3.3.5.2 Integer Multiplication

Two techniques for performing integer multiplication on the DSP core are as follows:

•Using the IMPY(16) instruction to generate a 16-bit result in the MSP of an accumulator

•Using the MPY and MAC instructions to generate a 36-bit full precision result

Each technique has its advantages for different types of computations.

An examination of the instruction set shows that for execution of single precision operations, most often the instructions operate on the MSP (bits 31–16) of the accumulator instead of the LSP (bits 15–0). This is true for the LSL, LSR, ROL, ROR, NOT, INCW, and DECW instructions and others. Likewise, for the parallel MOVE instructions, it is possible to move data to and from the MSP of an accumulator, but this is not true for the LSP. Thus, an integer multiplication instruction that places its result in the MSP of an accumulator allows for more efficient computing. This is the reason why the IMPY(16) instruction places its results in bits 31–16 of an accumulator. The limitation with the IMPY(16) instruction is that the result must fit within 16 bits or there is an overflow.

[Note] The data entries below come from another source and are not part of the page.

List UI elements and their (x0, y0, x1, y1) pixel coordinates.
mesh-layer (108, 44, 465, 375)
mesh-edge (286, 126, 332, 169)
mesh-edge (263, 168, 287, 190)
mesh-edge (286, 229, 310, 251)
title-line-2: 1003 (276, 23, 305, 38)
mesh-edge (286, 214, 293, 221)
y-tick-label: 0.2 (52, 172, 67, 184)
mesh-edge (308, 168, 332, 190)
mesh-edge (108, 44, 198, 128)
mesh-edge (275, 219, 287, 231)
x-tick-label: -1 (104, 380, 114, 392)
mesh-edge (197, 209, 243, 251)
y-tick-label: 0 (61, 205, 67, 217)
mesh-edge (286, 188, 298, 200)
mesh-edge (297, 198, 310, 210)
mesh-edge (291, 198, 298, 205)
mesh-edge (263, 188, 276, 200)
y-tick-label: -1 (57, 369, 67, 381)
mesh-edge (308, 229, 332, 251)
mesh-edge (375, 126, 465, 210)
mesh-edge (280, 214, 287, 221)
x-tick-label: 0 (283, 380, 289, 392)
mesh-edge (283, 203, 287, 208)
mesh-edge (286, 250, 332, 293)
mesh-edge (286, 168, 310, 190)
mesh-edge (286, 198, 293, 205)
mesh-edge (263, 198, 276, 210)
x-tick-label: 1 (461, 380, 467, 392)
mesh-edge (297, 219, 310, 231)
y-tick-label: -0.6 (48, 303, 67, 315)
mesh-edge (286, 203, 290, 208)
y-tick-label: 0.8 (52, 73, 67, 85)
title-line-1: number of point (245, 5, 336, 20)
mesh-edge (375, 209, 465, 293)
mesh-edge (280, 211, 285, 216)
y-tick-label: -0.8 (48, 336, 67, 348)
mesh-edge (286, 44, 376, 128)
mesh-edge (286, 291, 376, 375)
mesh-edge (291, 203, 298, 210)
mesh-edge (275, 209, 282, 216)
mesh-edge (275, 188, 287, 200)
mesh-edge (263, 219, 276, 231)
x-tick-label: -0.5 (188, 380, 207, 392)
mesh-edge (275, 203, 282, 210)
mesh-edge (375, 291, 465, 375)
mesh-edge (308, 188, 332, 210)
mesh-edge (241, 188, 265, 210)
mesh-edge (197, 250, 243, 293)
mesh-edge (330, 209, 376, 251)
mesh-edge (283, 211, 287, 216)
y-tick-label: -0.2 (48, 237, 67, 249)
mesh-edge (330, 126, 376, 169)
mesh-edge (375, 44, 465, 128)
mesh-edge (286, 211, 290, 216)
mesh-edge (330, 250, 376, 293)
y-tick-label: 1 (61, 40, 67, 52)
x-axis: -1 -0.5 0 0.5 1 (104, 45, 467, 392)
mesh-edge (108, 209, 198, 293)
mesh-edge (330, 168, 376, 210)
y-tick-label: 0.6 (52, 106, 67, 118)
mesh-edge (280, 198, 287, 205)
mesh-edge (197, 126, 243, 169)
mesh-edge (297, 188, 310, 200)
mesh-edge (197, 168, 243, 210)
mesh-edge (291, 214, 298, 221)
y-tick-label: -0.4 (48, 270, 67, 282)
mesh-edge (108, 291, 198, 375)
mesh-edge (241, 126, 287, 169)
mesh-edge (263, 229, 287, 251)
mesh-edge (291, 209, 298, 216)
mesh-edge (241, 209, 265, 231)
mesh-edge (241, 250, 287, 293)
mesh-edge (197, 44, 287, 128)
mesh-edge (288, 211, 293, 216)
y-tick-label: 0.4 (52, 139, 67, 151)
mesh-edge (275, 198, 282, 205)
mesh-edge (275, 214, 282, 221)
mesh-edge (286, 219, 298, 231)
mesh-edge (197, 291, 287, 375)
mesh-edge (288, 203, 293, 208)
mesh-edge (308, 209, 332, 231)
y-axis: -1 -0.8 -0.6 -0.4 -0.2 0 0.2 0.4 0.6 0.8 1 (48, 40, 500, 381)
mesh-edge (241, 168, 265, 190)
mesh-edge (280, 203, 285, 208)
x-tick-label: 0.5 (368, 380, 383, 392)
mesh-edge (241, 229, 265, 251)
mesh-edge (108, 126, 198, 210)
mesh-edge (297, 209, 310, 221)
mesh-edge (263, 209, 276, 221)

Figure 3-12 on page 3-21 shows the multiply operation for integer arithmetic. The multiplication of two 16-bit signed integer operands using the IMPY(16) instruction gives a 16-bit signed integer result that is placed in the MSP (A1 or B1) of the accumulator. The corresponding extension register (A2 or B2) is filled with sign extension and the LSP (A0 or B0) remains unchanged.